NSW Government approval for the Cotton Beach resort has delighted some - especially Casuarina residents - but angered others who had fought against developer plans to do away with esplanade carparking.
The resort, at the southern end of Casuarina township, is the first phase of a $350 million project planned by the Multiplex Group which has recruited Australian model and fashion designer Jodhi Packer as its promotional face.
Tweed Labor MP Neville Newell, who had passed on objections to the Government, yesterday said he hoped the approved plans would be "a good compromise" because 144 extra car spaces away from the beach would be created along with several 'pockets' of additional beachfront parkland.
Mr Newell said the extra parkland would maintain easily-visible public access to the beach.
Hundreds of jobs are also expected to be created during construction, which is tipped to start mid-year.
NSW Planning Minister Frank Sartor gave the green light to the first stage of the Cotton Beach project late Friday, dismissing protests against plans to move carparking away from the beach.
Multiplex Developments Australia director Shane Bulloch said construction tenders were now being called and the building work would provide a timely boost to jobs following the completion of the Outrigger and Peppers resorts at Salt, further north.
He defended Multiplex's plans to move carparking away from the beachfront as proposed in the original masterplan for Casuarina Beach, saying the company had listened to the concerns of Casuarina residents.

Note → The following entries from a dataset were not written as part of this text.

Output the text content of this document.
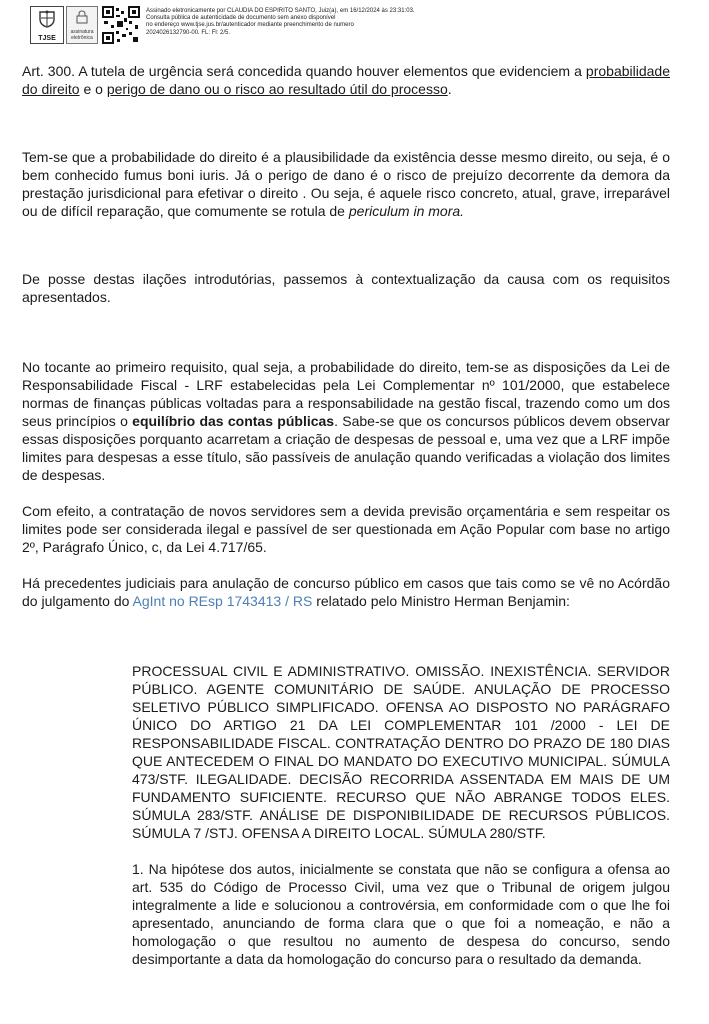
TJSE
assinatura
eletrônica
Assinado eletronicamente por CLAUDIA DO ESPIRITO SANTO, Juiz(a), em 16/12/2024 às 23:31:03.
Consulta pública de autenticidade de documento sem anexo disponível
no endereço www.tjse.jus.br/autenticador mediante preenchimento de numero
2024026132790-00. FL: Fl: 2/5.

Art. 300. A tutela de urgência será concedida quando houver elementos que evidenciem a probabilidade do direito e o perigo de dano ou o risco ao resultado útil do processo.

Tem-se que a probabilidade do direito é a plausibilidade da existência desse mesmo direito, ou seja, é o bem conhecido fumus boni iuris. Já o perigo de dano é o risco de prejuízo decorrente da demora da prestação jurisdicional para efetivar o direito . Ou seja, é aquele risco concreto, atual, grave, irreparável ou de difícil reparação, que comumente se rotula de periculum in mora.

De posse destas ilações introdutórias, passemos à contextualização da causa com os requisitos apresentados.

No tocante ao primeiro requisito, qual seja, a probabilidade do direito, tem-se as disposições da Lei de Responsabilidade Fiscal - LRF estabelecidas pela Lei Complementar nº 101/2000, que estabelece normas de finanças públicas voltadas para a responsabilidade na gestão fiscal, trazendo como um dos seus princípios o equilíbrio das contas públicas. Sabe-se que os concursos públicos devem observar essas disposições porquanto acarretam a criação de despesas de pessoal e, uma vez que a LRF impõe limites para despesas a esse título, são passíveis de anulação quando verificadas a violação dos limites de despesas.

Com efeito, a contratação de novos servidores sem a devida previsão orçamentária e sem respeitar os limites pode ser considerada ilegal e passível de ser questionada em Ação Popular com base no artigo 2º, Parágrafo Único, c, da Lei 4.717/65.

Há precedentes judiciais para anulação de concurso público em casos que tais como se vê no Acórdão do julgamento do AgInt no REsp 1743413 / RS relatado pelo Ministro Herman Benjamin:

PROCESSUAL CIVIL E ADMINISTRATIVO. OMISSÃO. INEXISTÊNCIA. SERVIDOR PÚBLICO. AGENTE COMUNITÁRIO DE SAÚDE. ANULAÇÃO DE PROCESSO SELETIVO PÚBLICO SIMPLIFICADO. OFENSA AO DISPOSTO NO PARÁGRAFO ÚNICO DO ARTIGO 21 DA LEI COMPLEMENTAR 101 /2000 - LEI DE RESPONSABILIDADE FISCAL. CONTRATAÇÃO DENTRO DO PRAZO DE 180 DIAS QUE ANTECEDEM O FINAL DO MANDATO DO EXECUTIVO MUNICIPAL. SÚMULA 473/STF. ILEGALIDADE. DECISÃO RECORRIDA ASSENTADA EM MAIS DE UM FUNDAMENTO SUFICIENTE. RECURSO QUE NÃO ABRANGE TODOS ELES. SÚMULA 283/STF. ANÁLISE DE DISPONIBILIDADE DE RECURSOS PÚBLICOS. SÚMULA 7 /STJ. OFENSA A DIREITO LOCAL. SÚMULA 280/STF.

1. Na hipótese dos autos, inicialmente se constata que não se configura a ofensa ao art. 535 do Código de Processo Civil, uma vez que o Tribunal de origem julgou integralmente a lide e solucionou a controvérsia, em conformidade com o que lhe foi apresentado, anunciando de forma clara que o que foi a nomeação, e não a homologação o que resultou no aumento de despesa do concurso, sendo desimportante a data da homologação do concurso para o resultado da demanda.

Local residents feared an esplanade could have led to a repeat of problems on the Gold Coast where esplanades in areas like Southport have been taken over at night and on weekends by drag racers and hoons.
But others say removing the esplanade creates defacto privatisation of the beach, discouraging visitors.
"We feel pretty strongly about the arguments against the esplanade which was supported through long community consultation," Mr Bulloch said.
"Our plans enable the beachfront to be people space so you don't have conflict between cars and kids. "They also mean access points to the beach are defined. "It is a good outcome for all".
Casuarina Residents Association Julie Bennett said her association was "very happy" the developers had increased overall carparking.
They were especially pleased the carparking would be perpendicular to the beach "as opposed to running alongside it".
But Kingscliff Ratepayers and Progress Association president Pete Gladwin said approval meant easy public access to the beach for shire residents, including thousands who would live in the nearby future development of Kings Forest, had been lost.
"It doubly means we have got to hang onto the next esplanade at the town centre of Casuarina Beach," he said.
"If we lose that one three kilometres of beachfront will be lost of the public and future generations."
Mr Gladwin said the masterplan which had included esplanades "predated" residents who had since moved to Casuarina and they should respect "the iconic Australian public right to have free flow to the beach".
Multiplex plans a five-star low-rise residential resort village spreading over seven hectares of prime beachfront land.